Stage talk: “In the Next Room” offers some tingles

By Larry Taylor/Garden Grove Journal

“In the Next Room (or the Vibrator Play ),” a 2010 Pulitzer Prize finalist and this year’s Tony Award nominee on Broadway, opened this week at South Coast Repertory.

The new play by Sarah Ruhl is set in the Victorian era and deals with Dr. Givings (Andrew Borba) who is having tremendous success with a new electric invention designed to alleviate the symptoms of “female hysteria.”

In fact,  this odd mechanical box is a central player in the action, one might say The story considers the treatment, and the mistreatment, of women in the late 19th century, in a compassionate yet comedic style. There are plenty of laughs but the story is designed to make audiences think.

The doctor’s wife, Catherine (Kathleen Early), sets events in motion when she becomes curious about strange noises in an adjoining examination room. She, herself, is a lonely new mother eager for sympathy and understanding.

Catherine decides to look into her husband’s work which leads to friendships with two patients, high-strung Sabrina Daldry (Rebecca Mozo) and artist Leo Irving (Ron Menzel). These new connections inspire a better relationship with her husband.

Set in a spa town near New York in the late 1800s, the scenario deals with the fact that electricity has just begun to be hooked up in upper class homes. This new marvel has just  been installed in the Givings’ home and in the doctor’s “operating theater.” Here, he practices gynecology and the treatment of “hysteria.” To help patients, he has started to use this strange electric-powered box.

Although the play treats the methods of treatment sometimes comically, the situation is  based on  fact. The use of primitive vibrators to help both men and women suffering from psychological problems is well-documented.

Award-winning Casey Stangl directs the cast, which also includes Tom Shelton as Mr. Daldry, Libby West as Dr. Givings’ assistant, Annie, and Tracey A. Leigh as Elizabeth, a wet nurse.

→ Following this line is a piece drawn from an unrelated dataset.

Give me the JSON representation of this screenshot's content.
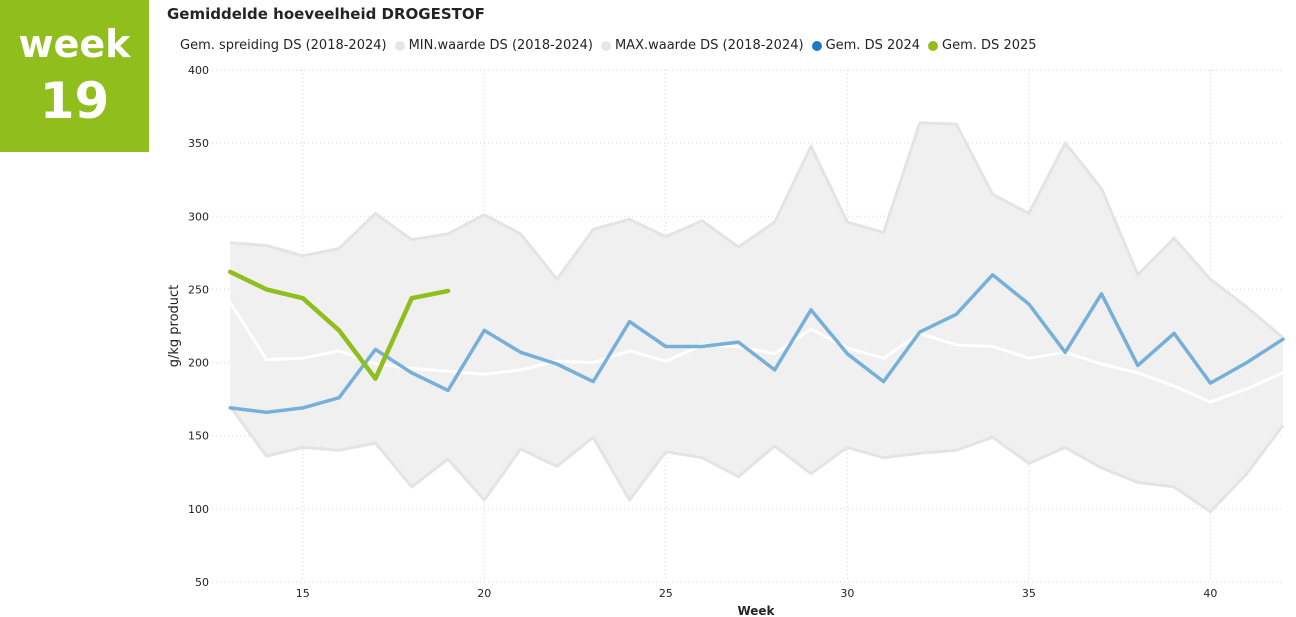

The plays’ creative team includes John Arnone (set design), David Kay Mickelsen (costume design), Daniel Ionazzi (lighting design), Jim Ragland (original music) and Kathryn Davies (stage manager

Giving Ruhl and the play high praise, New York Times critic Charles Isherwood called it “insightful, fresh and funny… a sex comedy designed not for sniggering teenage boys—or grown men who wish they were still sniggering teenage boys—but for adults with open hearts and minds.”

“In the Next Room ” plays in Costa Mesa through Oct. 17.